Over the years, the substantial majority of my capital losses seemed to hang out in the short-term section of the form. Under IRS rules, short-term gains and losses are those which are held for less than one year. From what I could see, at least for myself, trying to "invest" in a business for less than a year rarely paid off.

Go long ... real long
Thankfully for me, most of my investments were classified as long-term. Here, the picture was much brighter. For my long-term holdings, I mostly had gains. Wonderful businesses like PetroChina (NYSE: PTR), Eagle Bulk Shipping (Nasdaq: EGLE), and Central European Distribution (Nasdaq: CEDC) were good to me for several years.

And even better, the IRS encouraged me to stick with them for the long haul. With lower tax rates for long-term gains, the IRS gets less of my profits when I hold my investments more than a year. So not only did I make more money by hanging out for the long term, but I also paid much less tax than if I had attempted to speculate and profit in the short term.

A valuable lesson
I'd bet that most investors -- if they looked back -- would notice similar results from their investments. Good businesses are not focused on the next quarter or two. They tend to provide strong performance over a period of years.

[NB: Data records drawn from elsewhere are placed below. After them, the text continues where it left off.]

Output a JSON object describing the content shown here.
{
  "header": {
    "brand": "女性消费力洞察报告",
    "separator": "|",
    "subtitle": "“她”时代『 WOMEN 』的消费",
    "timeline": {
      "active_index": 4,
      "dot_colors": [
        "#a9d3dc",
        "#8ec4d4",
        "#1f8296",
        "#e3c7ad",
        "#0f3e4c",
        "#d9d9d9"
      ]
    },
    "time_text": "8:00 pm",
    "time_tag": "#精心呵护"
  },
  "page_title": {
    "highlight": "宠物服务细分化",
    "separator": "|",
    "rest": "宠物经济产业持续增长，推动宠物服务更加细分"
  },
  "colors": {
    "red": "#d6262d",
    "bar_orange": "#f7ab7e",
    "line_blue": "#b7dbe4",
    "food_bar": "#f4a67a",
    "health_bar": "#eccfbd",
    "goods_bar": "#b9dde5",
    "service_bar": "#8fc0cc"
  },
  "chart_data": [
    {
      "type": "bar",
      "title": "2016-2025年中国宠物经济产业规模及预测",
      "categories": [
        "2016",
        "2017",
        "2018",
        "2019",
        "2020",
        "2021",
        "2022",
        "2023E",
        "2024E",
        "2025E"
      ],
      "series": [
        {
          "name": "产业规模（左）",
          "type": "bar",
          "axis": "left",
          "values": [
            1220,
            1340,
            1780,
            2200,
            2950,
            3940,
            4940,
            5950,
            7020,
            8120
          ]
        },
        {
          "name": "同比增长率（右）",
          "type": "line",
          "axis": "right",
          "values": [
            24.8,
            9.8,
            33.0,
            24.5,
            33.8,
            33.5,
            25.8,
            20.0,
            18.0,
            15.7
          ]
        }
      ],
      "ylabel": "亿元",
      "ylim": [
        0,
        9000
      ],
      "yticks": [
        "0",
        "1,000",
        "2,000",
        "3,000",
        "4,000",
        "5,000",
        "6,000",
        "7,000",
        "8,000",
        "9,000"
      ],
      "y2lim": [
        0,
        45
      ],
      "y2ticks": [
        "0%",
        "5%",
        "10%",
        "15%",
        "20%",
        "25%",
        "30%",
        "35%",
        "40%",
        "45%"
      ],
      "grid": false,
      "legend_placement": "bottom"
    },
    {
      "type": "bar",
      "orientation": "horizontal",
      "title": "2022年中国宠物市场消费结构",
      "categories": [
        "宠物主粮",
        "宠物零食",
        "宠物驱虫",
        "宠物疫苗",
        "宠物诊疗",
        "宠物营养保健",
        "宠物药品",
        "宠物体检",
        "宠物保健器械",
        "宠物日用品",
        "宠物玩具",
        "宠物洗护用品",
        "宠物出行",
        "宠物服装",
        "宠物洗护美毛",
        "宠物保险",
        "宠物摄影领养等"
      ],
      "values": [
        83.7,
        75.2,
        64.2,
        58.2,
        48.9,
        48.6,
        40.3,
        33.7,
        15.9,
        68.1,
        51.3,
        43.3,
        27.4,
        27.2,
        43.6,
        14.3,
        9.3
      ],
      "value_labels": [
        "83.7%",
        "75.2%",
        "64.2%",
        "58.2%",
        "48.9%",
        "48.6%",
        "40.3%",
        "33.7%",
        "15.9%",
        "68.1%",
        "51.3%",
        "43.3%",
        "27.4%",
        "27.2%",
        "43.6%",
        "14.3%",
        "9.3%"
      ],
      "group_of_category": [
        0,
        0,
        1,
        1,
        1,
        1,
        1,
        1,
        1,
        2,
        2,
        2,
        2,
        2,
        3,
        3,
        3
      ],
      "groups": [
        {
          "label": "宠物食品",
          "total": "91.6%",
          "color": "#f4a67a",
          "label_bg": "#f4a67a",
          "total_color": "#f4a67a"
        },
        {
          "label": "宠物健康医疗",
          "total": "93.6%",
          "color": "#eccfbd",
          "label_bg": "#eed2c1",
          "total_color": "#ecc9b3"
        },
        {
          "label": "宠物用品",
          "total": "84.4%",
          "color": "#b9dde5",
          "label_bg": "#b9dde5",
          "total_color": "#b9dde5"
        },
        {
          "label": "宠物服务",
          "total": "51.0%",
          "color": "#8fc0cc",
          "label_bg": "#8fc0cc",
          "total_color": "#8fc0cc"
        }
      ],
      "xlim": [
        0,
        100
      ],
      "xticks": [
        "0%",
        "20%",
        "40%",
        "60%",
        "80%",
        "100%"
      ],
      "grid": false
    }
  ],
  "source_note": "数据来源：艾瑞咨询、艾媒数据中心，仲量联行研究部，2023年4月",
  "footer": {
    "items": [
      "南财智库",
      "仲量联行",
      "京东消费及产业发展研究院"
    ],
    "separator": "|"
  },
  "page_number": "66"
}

What really brought this lesson home for me was that most of my short-term mishaps actually became excellent long-term investments. For instance, I bought shares of Walter Industries (NYSE: WLT) because of its wonderful collection of businesses, including its 2006 spin-off of Mueller Water Products (NYSE: MWA). But I sold them soon thereafter when the stock didn't perform as I'd thought it would. While Mueller has continued to run a bit dry, this business offers favorable prospects over the long haul. Moreover, the lag in Mueller has been readily compensated by Walter's stellar performance.

But when investors succumb to the short-term price swings, they shift their focus away from long-term business fundamentals to short-term stock volatility. As Ben Graham famously said, "In the short term the market is a voting machine, but in the long term it is a weighing machine." Thus, to focus on the short term would be akin to trying to catch a falling knife.

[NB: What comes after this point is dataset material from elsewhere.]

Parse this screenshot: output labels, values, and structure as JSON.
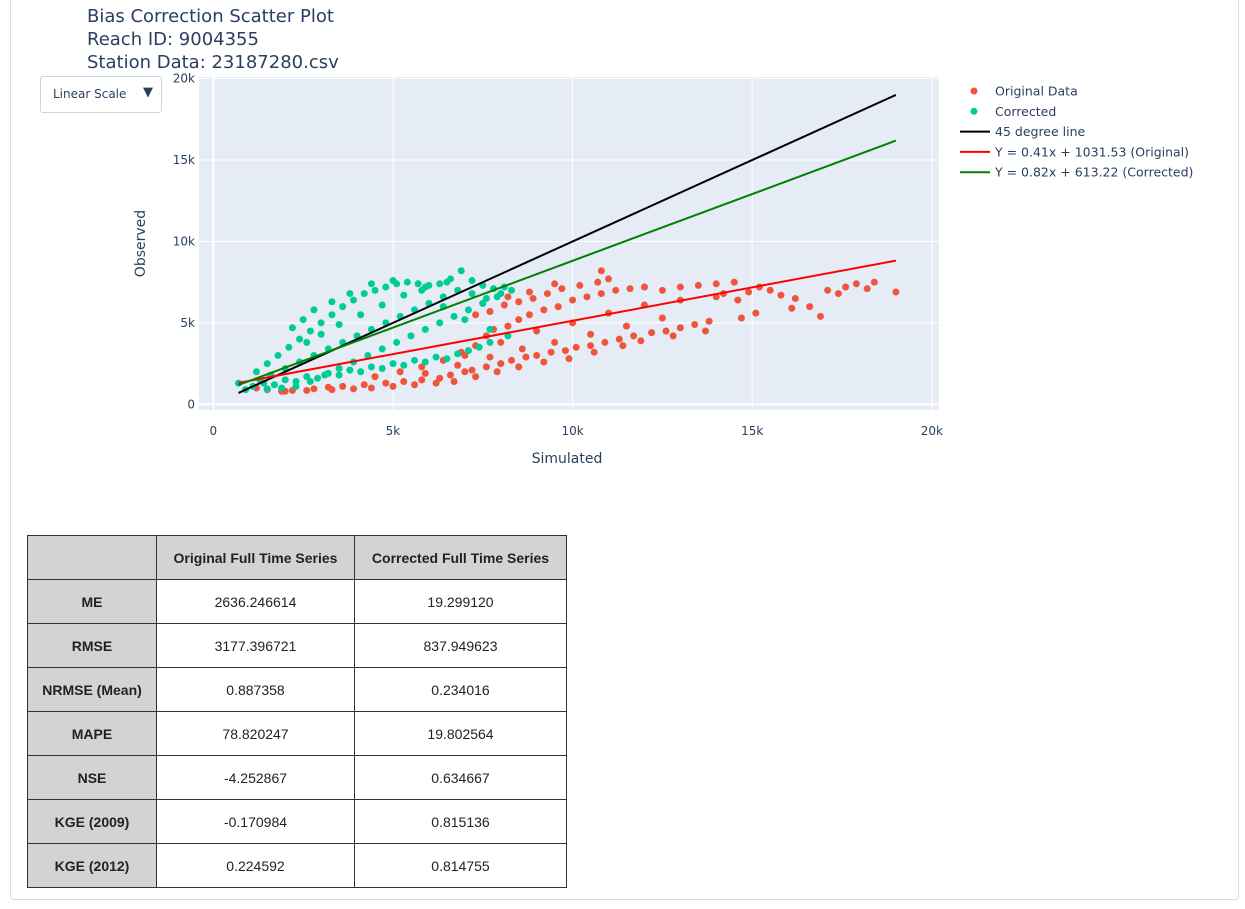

Prudent investors should only use short-term price volatility as a window of opportunity to buy good businesses at temporarily cheap prices. Then they should ignore the short-term noise and allow the business time to prosper. In time, the solid business fundamentals should overcome any short-term price slides.

It's not often that one finds something pleasant to say about the IRS, but they do pay you to wait by taxing your long-term profits at lower rates than short-term profits. And the truth is that the real money in stocks is made over multi-year periods.